CPI data is published once a month, with the next report (covering April) due on Wednesday, 21 May. Nine more reports will be published covering 2025.
Sarah Coles, head of personal finance at Hargreaves Lansdown, said: “Like an inattentive driver in rush hour traffic, inflation has hit the brakes again, falling to 2.6% in March. But the rough ride isn’t over.Once the price rises of Awful April kick in, we can expect it to accelerate sharply again.
“The Bank of England has forecast that it’ll hit around 3.75% in the third quarter of 2025. But with Trump’s tariffs driving the future of the global economy, we can’t be completely certain what direction we’re heading in and how fast we’re likely to go.”

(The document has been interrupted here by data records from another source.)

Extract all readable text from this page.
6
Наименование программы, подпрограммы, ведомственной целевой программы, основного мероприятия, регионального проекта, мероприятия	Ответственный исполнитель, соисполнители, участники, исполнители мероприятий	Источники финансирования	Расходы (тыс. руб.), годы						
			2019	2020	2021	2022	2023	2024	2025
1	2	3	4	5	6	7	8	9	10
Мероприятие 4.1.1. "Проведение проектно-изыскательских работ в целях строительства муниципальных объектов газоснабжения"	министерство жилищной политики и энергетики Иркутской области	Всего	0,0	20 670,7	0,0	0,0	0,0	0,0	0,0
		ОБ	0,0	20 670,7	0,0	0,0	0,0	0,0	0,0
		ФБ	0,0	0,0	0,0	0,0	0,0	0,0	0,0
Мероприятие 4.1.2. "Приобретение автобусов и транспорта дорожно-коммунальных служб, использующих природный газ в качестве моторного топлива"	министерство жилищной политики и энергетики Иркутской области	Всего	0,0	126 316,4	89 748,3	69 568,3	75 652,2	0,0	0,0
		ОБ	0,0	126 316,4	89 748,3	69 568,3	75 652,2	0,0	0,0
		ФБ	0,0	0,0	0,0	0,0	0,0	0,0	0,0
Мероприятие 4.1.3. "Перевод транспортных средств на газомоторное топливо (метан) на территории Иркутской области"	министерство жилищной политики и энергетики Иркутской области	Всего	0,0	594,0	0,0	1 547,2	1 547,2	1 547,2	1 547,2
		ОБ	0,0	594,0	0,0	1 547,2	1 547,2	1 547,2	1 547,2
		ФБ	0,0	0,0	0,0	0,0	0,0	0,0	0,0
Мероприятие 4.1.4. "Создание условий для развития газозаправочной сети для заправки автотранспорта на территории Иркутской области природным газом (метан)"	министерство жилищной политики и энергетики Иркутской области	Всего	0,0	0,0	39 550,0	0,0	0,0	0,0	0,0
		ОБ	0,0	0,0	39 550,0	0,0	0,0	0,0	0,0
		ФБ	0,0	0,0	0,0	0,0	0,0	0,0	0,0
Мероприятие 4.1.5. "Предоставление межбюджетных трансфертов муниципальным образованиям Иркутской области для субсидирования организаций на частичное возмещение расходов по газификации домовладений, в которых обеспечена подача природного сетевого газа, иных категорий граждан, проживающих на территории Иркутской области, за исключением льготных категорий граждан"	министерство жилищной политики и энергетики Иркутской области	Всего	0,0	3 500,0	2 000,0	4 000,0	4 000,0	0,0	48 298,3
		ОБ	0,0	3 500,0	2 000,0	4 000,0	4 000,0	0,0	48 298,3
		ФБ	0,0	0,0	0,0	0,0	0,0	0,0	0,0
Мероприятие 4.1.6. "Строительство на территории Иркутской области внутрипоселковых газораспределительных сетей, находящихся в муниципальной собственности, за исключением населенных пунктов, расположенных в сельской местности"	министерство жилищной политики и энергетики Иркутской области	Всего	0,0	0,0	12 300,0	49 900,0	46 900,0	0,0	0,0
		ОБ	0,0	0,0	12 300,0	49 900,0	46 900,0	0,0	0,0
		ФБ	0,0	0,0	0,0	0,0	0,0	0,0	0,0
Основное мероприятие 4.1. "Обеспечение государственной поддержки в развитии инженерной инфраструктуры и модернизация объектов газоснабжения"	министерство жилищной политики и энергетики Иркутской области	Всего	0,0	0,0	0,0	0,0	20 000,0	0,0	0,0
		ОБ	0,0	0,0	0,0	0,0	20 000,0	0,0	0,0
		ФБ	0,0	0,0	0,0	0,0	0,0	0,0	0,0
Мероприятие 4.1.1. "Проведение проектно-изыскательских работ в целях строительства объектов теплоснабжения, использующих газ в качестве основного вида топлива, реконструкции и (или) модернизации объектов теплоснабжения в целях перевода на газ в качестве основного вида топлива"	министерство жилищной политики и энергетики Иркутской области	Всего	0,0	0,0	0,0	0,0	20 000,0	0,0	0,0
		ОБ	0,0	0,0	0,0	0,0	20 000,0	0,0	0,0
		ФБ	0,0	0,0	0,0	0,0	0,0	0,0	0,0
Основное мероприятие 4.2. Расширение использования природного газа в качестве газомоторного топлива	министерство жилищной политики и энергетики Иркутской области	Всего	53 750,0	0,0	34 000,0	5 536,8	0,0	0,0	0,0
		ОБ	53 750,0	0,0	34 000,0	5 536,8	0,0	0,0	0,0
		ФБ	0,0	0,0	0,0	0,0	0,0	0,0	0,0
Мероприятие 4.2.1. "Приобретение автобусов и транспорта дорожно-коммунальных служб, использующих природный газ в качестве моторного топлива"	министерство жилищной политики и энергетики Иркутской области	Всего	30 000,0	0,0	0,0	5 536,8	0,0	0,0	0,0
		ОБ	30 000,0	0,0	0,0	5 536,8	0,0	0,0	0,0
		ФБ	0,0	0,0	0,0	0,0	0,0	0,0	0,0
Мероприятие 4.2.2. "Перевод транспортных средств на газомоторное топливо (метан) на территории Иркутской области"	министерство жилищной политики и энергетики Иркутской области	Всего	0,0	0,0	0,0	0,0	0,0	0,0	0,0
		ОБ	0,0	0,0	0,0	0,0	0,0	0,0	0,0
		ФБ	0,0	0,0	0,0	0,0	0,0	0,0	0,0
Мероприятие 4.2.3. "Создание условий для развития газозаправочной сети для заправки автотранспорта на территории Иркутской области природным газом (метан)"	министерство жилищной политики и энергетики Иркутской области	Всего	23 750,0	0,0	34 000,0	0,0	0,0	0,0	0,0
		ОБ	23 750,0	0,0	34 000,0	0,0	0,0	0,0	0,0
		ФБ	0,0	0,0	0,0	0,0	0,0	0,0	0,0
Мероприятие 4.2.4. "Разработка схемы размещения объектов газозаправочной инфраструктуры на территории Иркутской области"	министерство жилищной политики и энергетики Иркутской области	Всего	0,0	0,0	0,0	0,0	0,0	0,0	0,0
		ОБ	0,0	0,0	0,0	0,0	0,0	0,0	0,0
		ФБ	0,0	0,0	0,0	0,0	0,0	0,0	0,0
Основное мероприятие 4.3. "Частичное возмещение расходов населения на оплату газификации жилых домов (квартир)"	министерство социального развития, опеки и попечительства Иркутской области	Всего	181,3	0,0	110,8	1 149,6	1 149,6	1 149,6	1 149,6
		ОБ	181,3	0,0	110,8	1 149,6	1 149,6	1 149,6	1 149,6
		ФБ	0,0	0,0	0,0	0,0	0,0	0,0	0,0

We share a list of this year’s CPI dates before delving further into the inflation outlook for 2025.
Next UK inflation figures
In the UK, the main measure of inflation is the Consumer Prices Index. The Office for National Statistics (ONS) releases this once a month. Each reading covers the previous month.
Release dates for 2025
- 21 May (covering April)
- 18 June (covering May)
- 16 July (covering June)
- 20 August (covering July)
- 17 September (covering August)
- 22 October (covering September)
- 19 November (covering October)
- 17 December (covering November)
- 21 January 2026 (covering December)
What time is CPI released in the UK?
The ONS releases the latest CPI data at 7.00am once a month. You can access the data by going onto the ONS website and clicking on its release calendar. All published and upcoming releases are listed there. The report will be titled, “Consumer price inflation, UK”, followed by the month and year in question.
MoneyWeek regularly reports on the latest inflation data and what it means for you.

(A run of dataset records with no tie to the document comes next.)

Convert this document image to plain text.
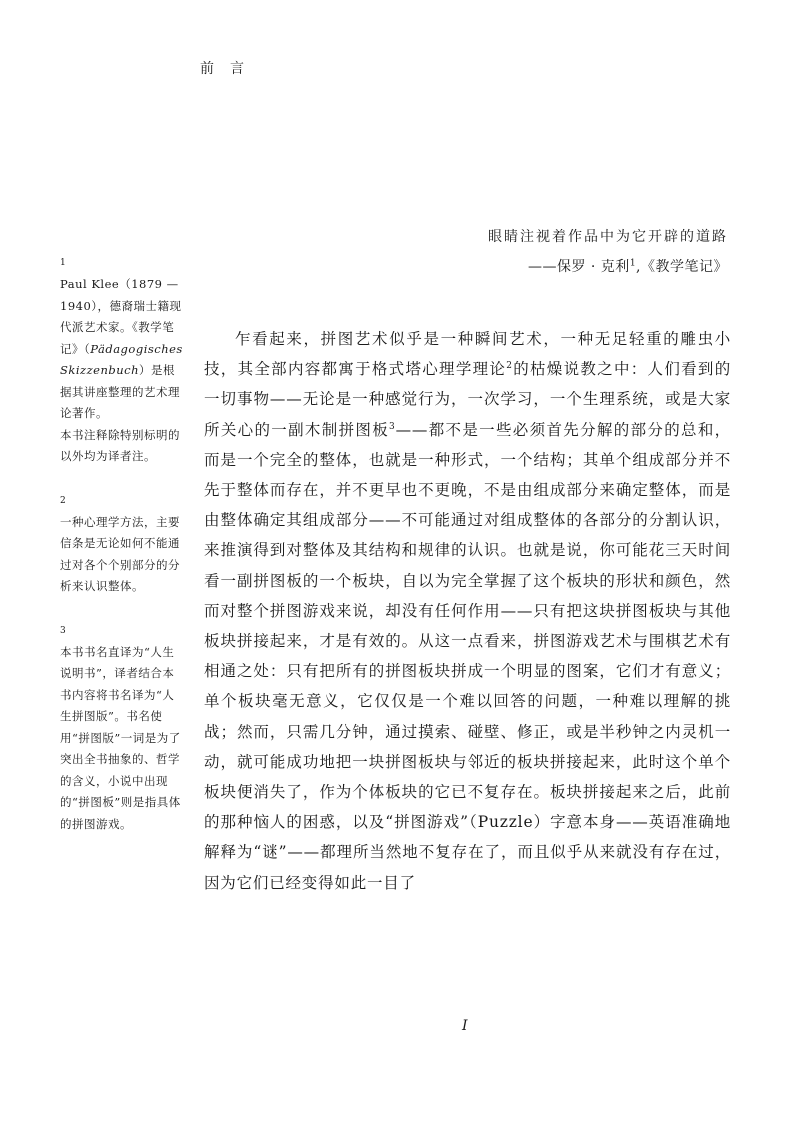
前　言
眼睛注视着作品中为它开辟的道路
——保罗 · 克利$^1$,《教学笔记》
1

Paul Klee（1879 — 1940），德裔瑞士籍现代派艺术家。《教学笔记》（Pädagogisches Skizzenbuch）是根据其讲座整理的艺术理论著作。

本书注释除特别标明的以外均为译者注。

2

一种心理学方法，主要信条是无论如何不能通过对各个个别部分的分析来认识整体。

3

本书书名直译为“人生说明书”，译者结合本书内容将书名译为“人生拼图版”。书名使用“拼图版”一词是为了突出全书抽象的、哲学的含义，小说中出现的“拼图板”则是指具体的拼图游戏。

乍看起来，拼图艺术似乎是一种瞬间艺术，一种无足轻重的雕虫小技，其全部内容都寓于格式塔心理学理论$^2$的枯燥说教之中：人们看到的一切事物——无论是一种感觉行为，一次学习，一个生理系统，或是大家所关心的一副木制拼图板$^3$——都不是一些必须首先分解的部分的总和，而是一个完全的整体，也就是一种形式，一个结构；其单个组成部分并不先于整体而存在，并不更早也不更晚，不是由组成部分来确定整体，而是由整体确定其组成部分——不可能通过对组成整体的各部分的分割认识，来推演得到对整体及其结构和规律的认识。也就是说，你可能花三天时间看一副拼图板的一个板块，自以为完全掌握了这个板块的形状和颜色，然而对整个拼图游戏来说，却没有任何作用——只有把这块拼图板块与其他板块拼接起来，才是有效的。从这一点看来，拼图游戏艺术与围棋艺术有相通之处：只有把所有的拼图板块拼成一个明显的图案，它们才有意义；单个板块毫无意义，它仅仅是一个难以回答的问题，一种难以理解的挑战；然而，只需几分钟，通过摸索、碰壁、修正，或是半秒钟之内灵机一动，就可能成功地把一块拼图板块与邻近的板块拼接起来，此时这个单个板块便消失了，作为个体板块的它已不复存在。板块拼接起来之后，此前的那种恼人的困惑，以及“拼图游戏”（Puzzle）字意本身——英语准确地解释为“谜”——都理所当然地不复存在了，而且似乎从来就没有存在过，因为它们已经变得如此一目了

I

What is CPI and how is it calculated?
As introduced previously, CPI is the main measure of inflation used in the UK. It tells you how much the cost of living is going up or down.
It is calculated using a typical basket of household goods and services – from eggs, flour and milk to hotel costs, restaurants and air fryers – and tracking how their prices change.
The CPI basket of goods is readjusted once a year to reflect current trends in consumption. For example, VR headsets and yoga mats were added to the basket in 2025, while oven-ready gammon joints and DVD rentals were removed.
The Bank of England keeps a close eye on CPI when setting interest rates. If inflation is too high, the Bank raises interest rates to slow consumer spending and cool the economy. This works in bringing prices down because households have less money to spend when mortgage rates are high and debts are more expensive to repay.
Meanwhile, if inflation is too low, the Bank may reduce interest rates so consumers have more disposable income to spend. Due to the laws of supply and demand, this pushes prices back up.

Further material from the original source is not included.